Aucune annulation générale n’a été communiquée par la production. Malgré les critiques et les demandes de retrait, la tournée demeure donc officiellement maintenue, sous réserve d’éventuelles décisions prises par les organisateurs ou les gestionnaires des salles.
D’autres municipalités expriment leur opposition

La maire de Dijon n’est pas la seule élue à contester publiquement le retour de Patrick Bruel. Plusieurs responsables municipaux ont exprimé des réserves concernant sa présence dans leur ville, notamment à Chartres, Montpellier et Paris.
À Chartres, où doit se dérouler la première représentation, le maire Ladislas Vergne a fait savoir qu’il refusait d’accueillir le chanteur dans les circonstances actuelles. Cette déclaration renforce les incertitudes entourant le lancement de la tournée, annoncé pour le 2 octobre.
L’opposition d’un maire ne suffit cependant pas toujours à entraîner l’annulation d’un spectacle.
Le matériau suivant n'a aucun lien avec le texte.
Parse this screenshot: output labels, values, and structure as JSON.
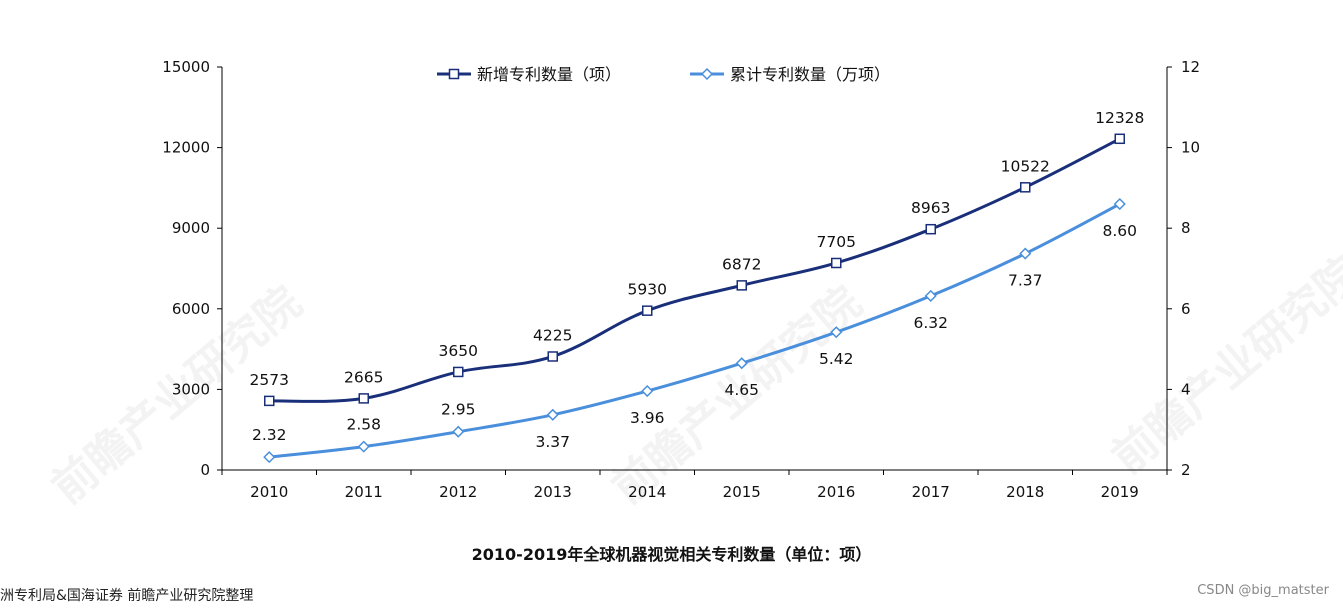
{
  "chart_data": {
    "type": "line",
    "title": "2010-2019年全球机器视觉相关专利数量（单位：项）",
    "categories": [
      "2010",
      "2011",
      "2012",
      "2013",
      "2014",
      "2015",
      "2016",
      "2017",
      "2018",
      "2019"
    ],
    "y_left": {
      "ylim": [
        0,
        15000
      ],
      "ticks": [
        "0",
        "3000",
        "6000",
        "9000",
        "12000",
        "15000"
      ]
    },
    "y_right": {
      "ylim": [
        2,
        12
      ],
      "ticks": [
        "2",
        "4",
        "6",
        "8",
        "10",
        "12"
      ]
    },
    "series": [
      {
        "name": "新增专利数量（项）",
        "axis": "left",
        "color": "#1a2f7a",
        "marker": "square",
        "values": [
          2573,
          2665,
          3650,
          4225,
          5930,
          6872,
          7705,
          8963,
          10522,
          12328
        ],
        "labels": [
          "2573",
          "2665",
          "3650",
          "4225",
          "5930",
          "6872",
          "7705",
          "8963",
          "10522",
          "12328"
        ]
      },
      {
        "name": "累计专利数量（万项）",
        "axis": "right",
        "color": "#4a8fdc",
        "marker": "diamond",
        "values": [
          2.32,
          2.58,
          2.95,
          3.37,
          3.96,
          4.65,
          5.42,
          6.32,
          7.37,
          8.6
        ],
        "labels": [
          "2.32",
          "2.58",
          "2.95",
          "3.37",
          "3.96",
          "4.65",
          "5.42",
          "6.32",
          "7.37",
          "8.60"
        ]
      }
    ],
    "legend_position": "top"
  },
  "source": "洲专利局&国海证券  前瞻产业研究院整理",
  "credit": "CSDN @big_matster",
  "watermark": "前瞻产业研究院"
}
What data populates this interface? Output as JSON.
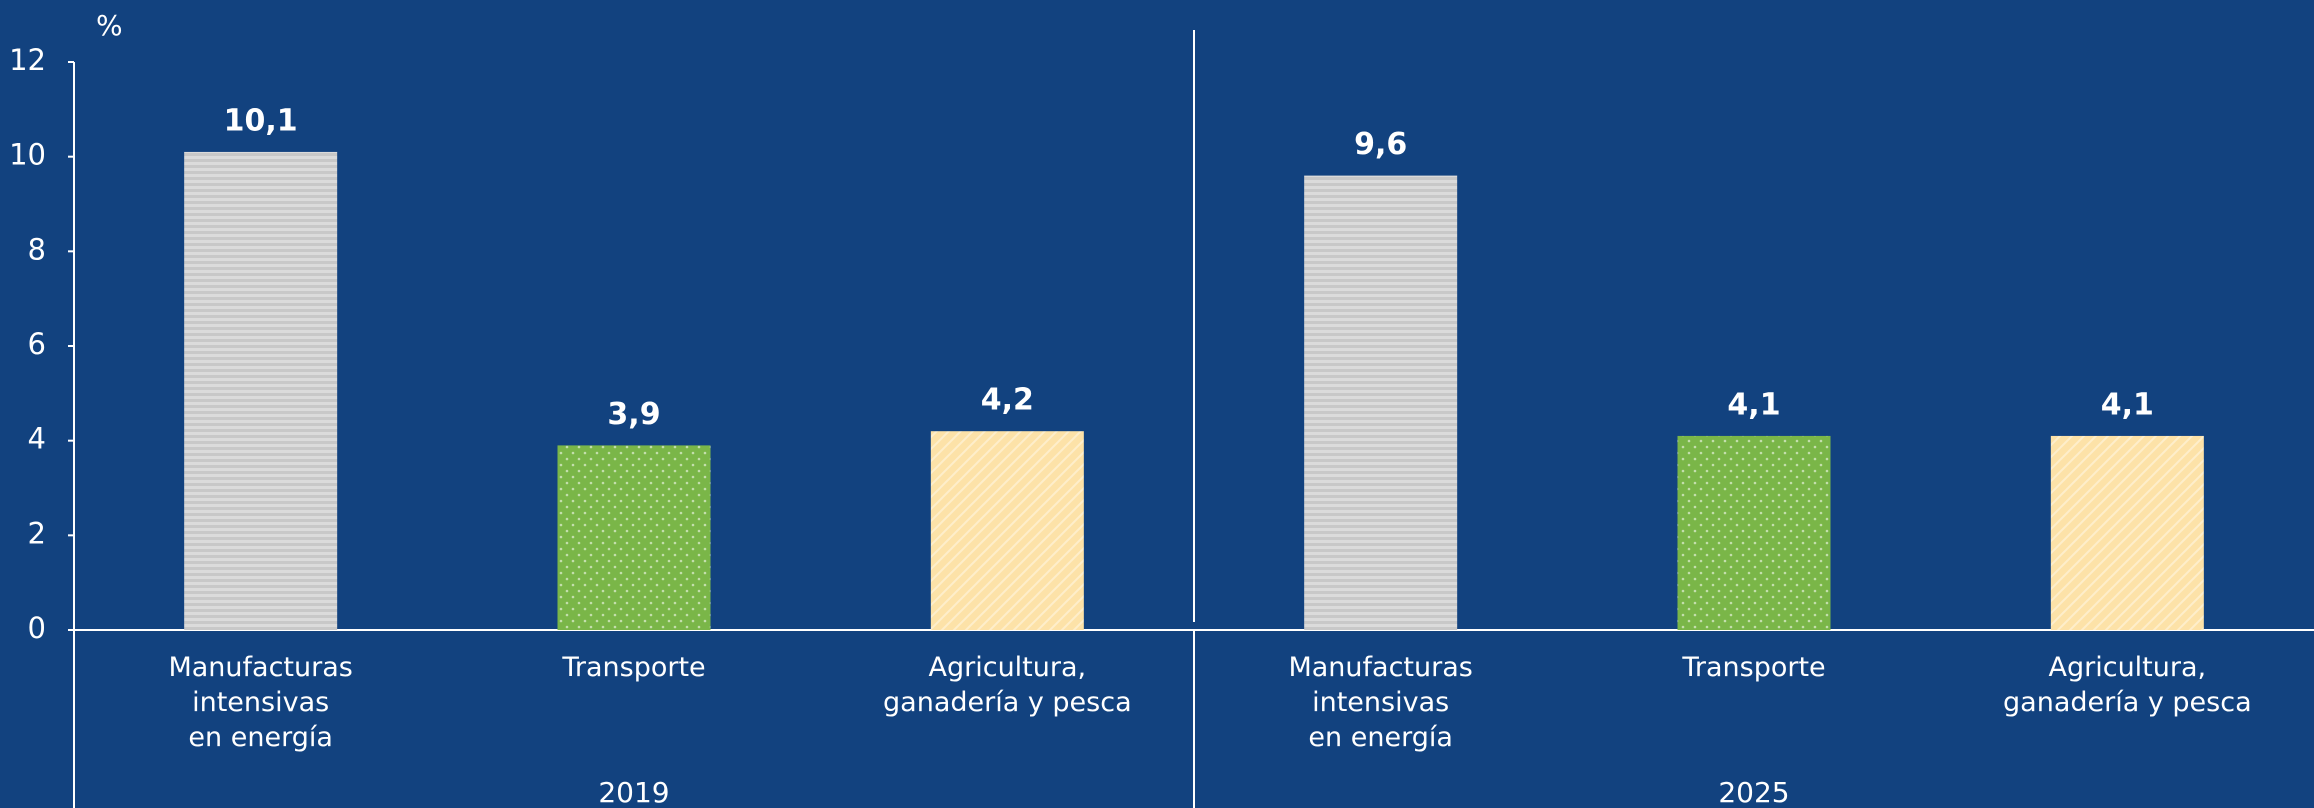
{
  "chart_data": {
    "type": "bar",
    "y_unit": "%",
    "categories": [
      "Manufacturas\nintensivas\nen energía",
      "Transporte",
      "Agricultura,\nganadería y pesca",
      "Manufacturas\nintensivas\nen energía",
      "Transporte",
      "Agricultura,\nganadería y pesca"
    ],
    "groups": [
      "2019",
      "2025"
    ],
    "values": [
      10.1,
      3.9,
      4.2,
      9.6,
      4.1,
      4.1
    ],
    "value_labels": [
      "10,1",
      "3,9",
      "4,2",
      "9,6",
      "4,1",
      "4,1"
    ],
    "colors": [
      "#c8c8c8",
      "#7ab648",
      "#fde2a8",
      "#c8c8c8",
      "#7ab648",
      "#fde2a8"
    ],
    "ylim": [
      0,
      12
    ],
    "yticks": [
      0,
      2,
      4,
      6,
      8,
      10,
      12
    ],
    "grid": false
  }
}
Les possibilités d’intervention d’une municipalité dépendent notamment des contrats conclus, du statut de la salle et de l’existence d’un éventuel risque pour l’ordre public. Chaque représentation devra donc être examinée selon son propre cadre administratif et juridique.
Les prises de position successives des élus accentuent néanmoins la pression sur les organisateurs. Le maintien effectif de certaines dates pourrait évoluer avant le début de la tournée, même si aucune décision globale n’a encore été annoncée.
Plusieurs dossiers toujours examinés par la justice

Patrick Bruel fait actuellement l’objet de plusieurs procédures concernant des accusations de comportements graves présumés envers différentes femmes. Dans quatre dossiers, il a été placé sous un statut permettant aux juges de poursuivre des investigations approfondies.
Dans quatre autres affaires, l’artiste bénéficie du statut de témoin assisté. Cette situation juridique signifie qu’il est concerné par les investigations tout en ne faisant pas l’objet du niveau de poursuite appliqué dans les premiers dossiers. Ces différents statuts ne constituent en aucun cas une reconnaissance de culpabilité.